Sorry for the picture-less posts - I will post my photos to Flickr when I get back to Düsseldorf!

Saturday, March 7, 2009

Bella Italia

The proportion of time one has to blog and interesting experiences one has to blog about is inversely proportional. In the last two weeks, during which I have rarely been able to find time to update here, I've been hired by Japan's biggest software publisher, spent a week translating brochures twelve hours a day, and gone to Hannover for three days to interpret for my new boss at the CeBIT tech conference.
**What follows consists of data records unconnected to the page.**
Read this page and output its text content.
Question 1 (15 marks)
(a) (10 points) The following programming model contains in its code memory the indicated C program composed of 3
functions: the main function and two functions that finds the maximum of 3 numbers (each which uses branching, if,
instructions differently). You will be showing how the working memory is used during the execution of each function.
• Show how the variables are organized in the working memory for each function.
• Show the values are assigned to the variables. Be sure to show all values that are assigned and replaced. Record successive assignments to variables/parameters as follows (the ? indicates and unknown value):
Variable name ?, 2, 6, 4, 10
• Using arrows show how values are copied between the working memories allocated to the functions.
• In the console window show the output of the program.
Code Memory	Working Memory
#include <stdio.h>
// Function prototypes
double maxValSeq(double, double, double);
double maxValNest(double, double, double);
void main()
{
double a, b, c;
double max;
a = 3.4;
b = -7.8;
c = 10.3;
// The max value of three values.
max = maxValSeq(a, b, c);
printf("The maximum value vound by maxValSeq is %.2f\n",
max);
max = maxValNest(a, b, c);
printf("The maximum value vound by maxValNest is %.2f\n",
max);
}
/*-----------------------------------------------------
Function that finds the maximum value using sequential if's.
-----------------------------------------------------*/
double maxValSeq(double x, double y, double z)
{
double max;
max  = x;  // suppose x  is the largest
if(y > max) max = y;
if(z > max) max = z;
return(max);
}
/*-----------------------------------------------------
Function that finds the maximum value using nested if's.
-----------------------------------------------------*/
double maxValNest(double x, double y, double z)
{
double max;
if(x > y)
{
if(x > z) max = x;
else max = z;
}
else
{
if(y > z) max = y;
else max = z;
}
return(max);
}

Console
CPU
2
Finally, I left CeBIT, packed, slept five hours, and got on a plane to Rome.

Fortunately, my trip here was not motivated by business. Rose and I have talked about coming here together one day since shortly after we met in Kyoto more than five years ago, and at some point last year, she just decided it was time to go.

My first impressions of Rome have been of age, and of chaos, and of wonderful food. Turning a corner to suddenly be confronted by The Colosseum is a truly awe-inspiring experience, and one that makes you aware of the inevitable mortality of all things. Crossing a Roman street similarly fills one with deep emotion - in this case fear - and makes one aware of one's suddenly imminent-seeming mortality. The correct way to cross a street in Rome, it has been explained to me, is simply to step into traffic. Mostly the cars stop. And we see ambulances every few minutes as we walk through the city, so when the cars don't stop the Romans will get you to a hospital right quick.

The food is my favorite part. As I have been told a million times, the pizza here is like nothing you can get anywhere else in the world. The crust is even thinner and crisper than anything I've found at even authentic Italian places in Germany. There is much less cheese on most pizza, and on some there is no cheese at all. Today I had pizza marinara for lunch, and it was a very thin layer of very spicy marinara sauce spread over a paper-thin crust, baked until the edges had begun to blacken and drizzled with olive oil. I'm already excited about lunch tomorrow.